There was no doubt then.

She had just over seven minutes to live.

She watched as the planet and its star revolved past her screen, taking in more detail each time. Clouds of metallic debris, and among that debris another slim black capsule nearby, its glossy surface flashing as it caught the light of the sun. A thought flickered through her consciousness along with conflicting emotions of relief and anxiety.

I am not alone.

Even as she considered this, she saw the capsule suddenly emit a burst of gas into the blackness that instantly turned to ice crystals in the frigid vacuum. The capsule righted itself, its endless tumbling arrested as a small blinking light began flashing on one end that she recognised as an anti–collision beacon.

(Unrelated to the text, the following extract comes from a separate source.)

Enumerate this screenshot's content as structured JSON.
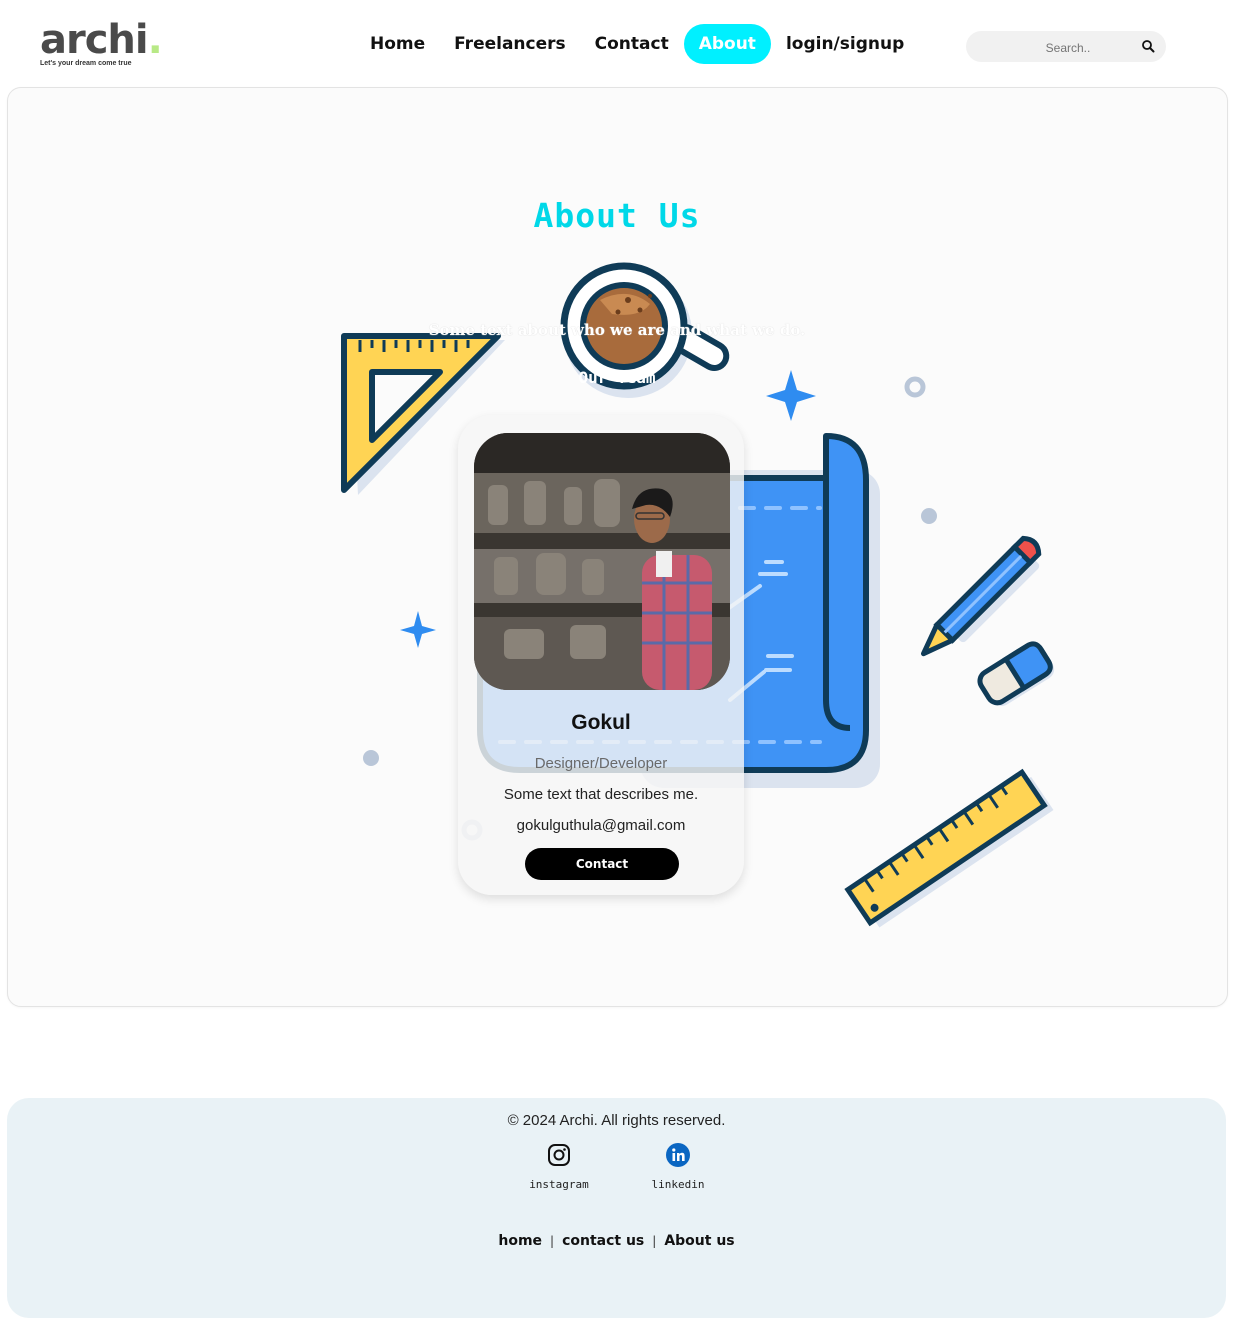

She looked down and in the fragments of illumination provided by the sunrise she saw two small handles embedded into the interior wall. She grabbed them and yanked them this way and that.

A hissing sound filled the capsule and she felt its rotation change, twisting awkwardly sideways and slowing a little. Her brain rapidly orientated itself to the controls and she saw her oxygen supply diminish slightly faster as she fired controlled bursts, venting the precious gas out into space.

She ceased rotating and sunlight filled her vision. She turned the capsule, rotating it enough to shield her from the star’s blinding flare, and scanned the debris field. There, amid the tangled wreckage, she saw numerous other glossy black capsules spinning and rotating in the silent void. As she watched, several of them began emitting bright flashing lights from their bases and firing jets of gas.

She looked at the timer on her control panel:

The wreckage around her tumbled in a mass of colliding fragments and her capsule shuddered as a chunk of debris slammed into it. She fought for control, wasting more precious air as a twisted girder of metal floated past, flashing as it reflected the sunlight.


Out of the screen she saw a flare of white light, a reflection of the nearby star’s light off something larger than a chunk of debris. Through the clouds of wreckage she saw something looming, cast half in shadow by the harsh starlight. Big. Intact. Sanctuary. Suddenly she recalled what the vessel was: a prison.